The song of Buffy Sainte-Marie heard loud and clear with Polaris win
$50,000 Polaris Prize awarded to Cree icon who broke all boundaries over her 51 year music career
After a 51 year music-making career that includes being blacklisted from radio play, the song of Buffy Sainte-Marie is once again being heard loud and clear.
The Cree powerhouse took home the prestigious Polaris Prize Monday night for her album Power in the Blood. An 11-member jury chose it as the best Canadian record of the year, over other nominees like rap superstar Drake and The New Pornographers, awarding her the $50,000 prize.
Sainte-Marie who at 74 is still going strong, says she was surprised but grateful for the win.
"I'm genuinely grateful to a lot of people," she said. "I like the album but I've liked other albums too but I just could not get them played."
But she says thanks to her record company and supportive Canadian radio stations her music finally 'got heard' by listeners.
Buffy blacklisted
With more than 20 albums and a pile of awards that includes an Academy Award, a Golden Globe, and a few Junos, Buffy is an institution in the music industry. Always a step ahead of the latest trend — in the 80s she used MacIntosh computers to produce her music and art — years ahead of other artists.
But while Sainte-Marie is a mainstay on the Indigenous festival circuit and considered a cultural icon, she is not as well known in the mainstream as her contemporaries Joni Mitchell and Leonard Cohen.
That's because she says she was not always welcome in the industry.
It's all done in secret. A couple of boys go in the backroom and make nasty phone calls.- Buffy Sainte-Marie
Sainte-Marie's musical career started in the 60s in coffee houses and folk festivals. Her protest songs and resistance anthems like My Country Tis' of Thy People You're Dying and Universal Soldier challenged the status quo and secured her as one of her generation's greatest singer-songwriters. But not everyone welcomed the revolution she was singing.
"It was very offensive to many people who didn't believe any of those things ever happened and for this Indigenous woman to come onto the public stage and use the word genocide - excuse me! It was just horrifying, new information to many, even scholars, they didn't know."
Her rising star came to a halt in the 70s when she says she was blacklisted and could not get her music played in the United States.
"I didn't know I had been blacklisted or I would've been pissed off," she recalls. "It's all done in secret. A couple of boys go in the backroom and make nasty phone calls."

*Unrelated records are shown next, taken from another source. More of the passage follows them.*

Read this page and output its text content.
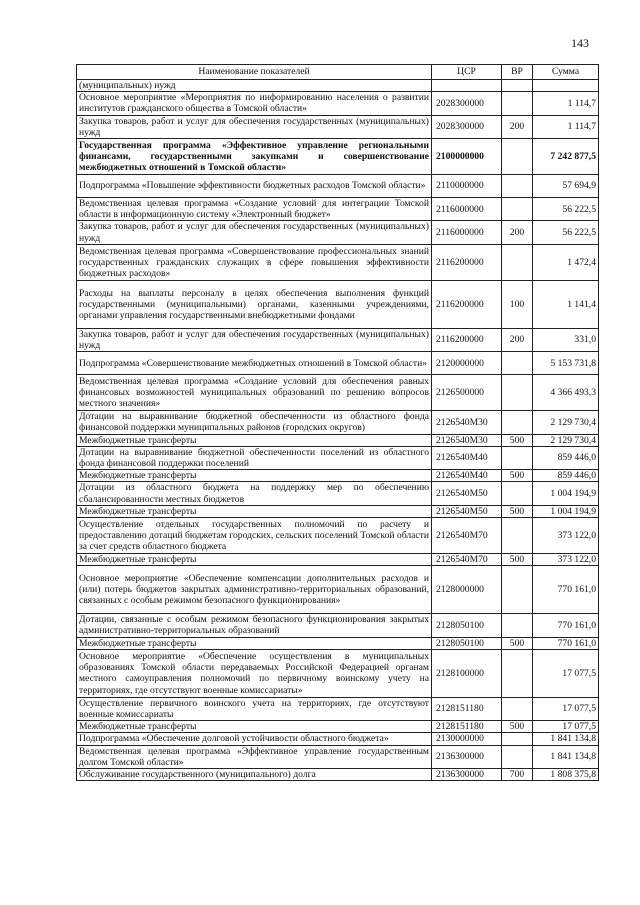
143
Наименование показателей	ЦСР	ВР	Сумма
(муниципальных) нужд			
Основное мероприятие «Мероприятия по информированию населения о развитии институтов гражданского общества в Томской области»	2028300000		1 114,7
Закупка товаров, работ и услуг для обеспечения государственных (муниципальных) нужд	2028300000	200	1 114,7
Государственная программа «Эффективное управление региональными финансами, государственными закупками и совершенствование межбюджетных отношений в Томской области»	2100000000		7 242 877,5
Подпрограмма «Повышение эффективности бюджетных расходов Томской области»	2110000000		57 694,9
Ведомственная целевая программа «Создание условий для интеграции Томской области в информационную систему «Электронный бюджет»	2116000000		56 222,5
Закупка товаров, работ и услуг для обеспечения государственных (муниципальных) нужд	2116000000	200	56 222,5
Ведомственная целевая программа «Совершенствование профессиональных знаний государственных гражданских служащих в сфере повышения эффективности бюджетных расходов»	2116200000		1 472,4
Расходы на выплаты персоналу в целях обеспечения выполнения функций государственными (муниципальными) органами, казенными учреждениями, органами управления государственными внебюджетными фондами	2116200000	100	1 141,4
Закупка товаров, работ и услуг для обеспечения государственных (муниципальных) нужд	2116200000	200	331,0
Подпрограмма «Совершенствование межбюджетных отношений в Томской области»	2120000000		5 153 731,8
Ведомственная целевая программа «Создание условий для обеспечения равных финансовых возможностей муниципальных образований по решению вопросов местного значения»	2126500000		4 366 493,3
Дотации на выравнивание бюджетной обеспеченности из областного фонда финансовой поддержки муниципальных районов (городских округов)	2126540М30		2 129 730,4
Межбюджетные трансферты	2126540М30	500	2 129 730,4
Дотации на выравнивание бюджетной обеспеченности поселений из областного фонда финансовой поддержки поселений	2126540М40		859 446,0
Межбюджетные трансферты	2126540М40	500	859 446,0
Дотации из областного бюджета на поддержку мер по обеспечению сбалансированности местных бюджетов	2126540М50		1 004 194,9
Межбюджетные трансферты	2126540М50	500	1 004 194,9
Осуществление отдельных государственных полномочий по расчету и предоставлению дотаций бюджетам городских, сельских поселений Томской области за счет средств областного бюджета	2126540М70		373 122,0
Межбюджетные трансферты	2126540М70	500	373 122,0
Основное мероприятие «Обеспечение компенсации дополнительных расходов и (или) потерь бюджетов закрытых административно-территориальных образований, связанных с особым режимом безопасного функционирования»	2128000000		770 161,0
Дотации, связанные с особым режимом безопасного функционирования закрытых административно-территориальных образований	2128050100		770 161,0
Межбюджетные трансферты	2128050100	500	770 161,0
Основное мероприятие «Обеспечение осуществления в муниципальных образованиях Томской области передаваемых Российской Федерацией органам местного самоуправления полномочий по первичному воинскому учету на территориях, где отсутствуют военные комиссариаты»	2128100000		17 077,5
Осуществление первичного воинского учета на территориях, где отсутствуют военные комиссариаты	2128151180		17 077,5
Межбюджетные трансферты	2128151180	500	17 077,5
Подпрограмма «Обеспечение долговой устойчивости областного бюджета»	2130000000		1 841 134,8
Ведомственная целевая программа «Эффективное управление государственным долгом Томской области»	2136300000		1 841 134,8
Обслуживание государственного (муниципального) долга	2136300000	700	1 808 375,8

But that didn't stop her from getting her music and her message out. When she realized that she was never going to get any albums played, Buffy took a different path, or rather another street.
Can you tell me how to get to Sesame Street?
"Sesame Street called me up and asked me just to recite the alphabet, I said have you ever done any Indigenous programming? They said no but we'd like to."
That was all she needed. Before long she was making regular appearances on the long-standing kids show.
"I had lost the ability to reach my own generation. My own adult listeners were not allowed to hear my message anymore. But little kids and their caregivers were," she smiled.
My own adult listeners were not allowed to hear my message any more. But little kids and their caregivers were.- Buffy Sainte-Marie
The series would help her through the dark period of radio silence but it also built her a multi-generational fan base. Eventually, she would emerge still as strong as ever.
"Sometimes you just have to wait for the times to change and you have to do what you can, just continually day-by-day doing everything you can to make things better in the way that you envision."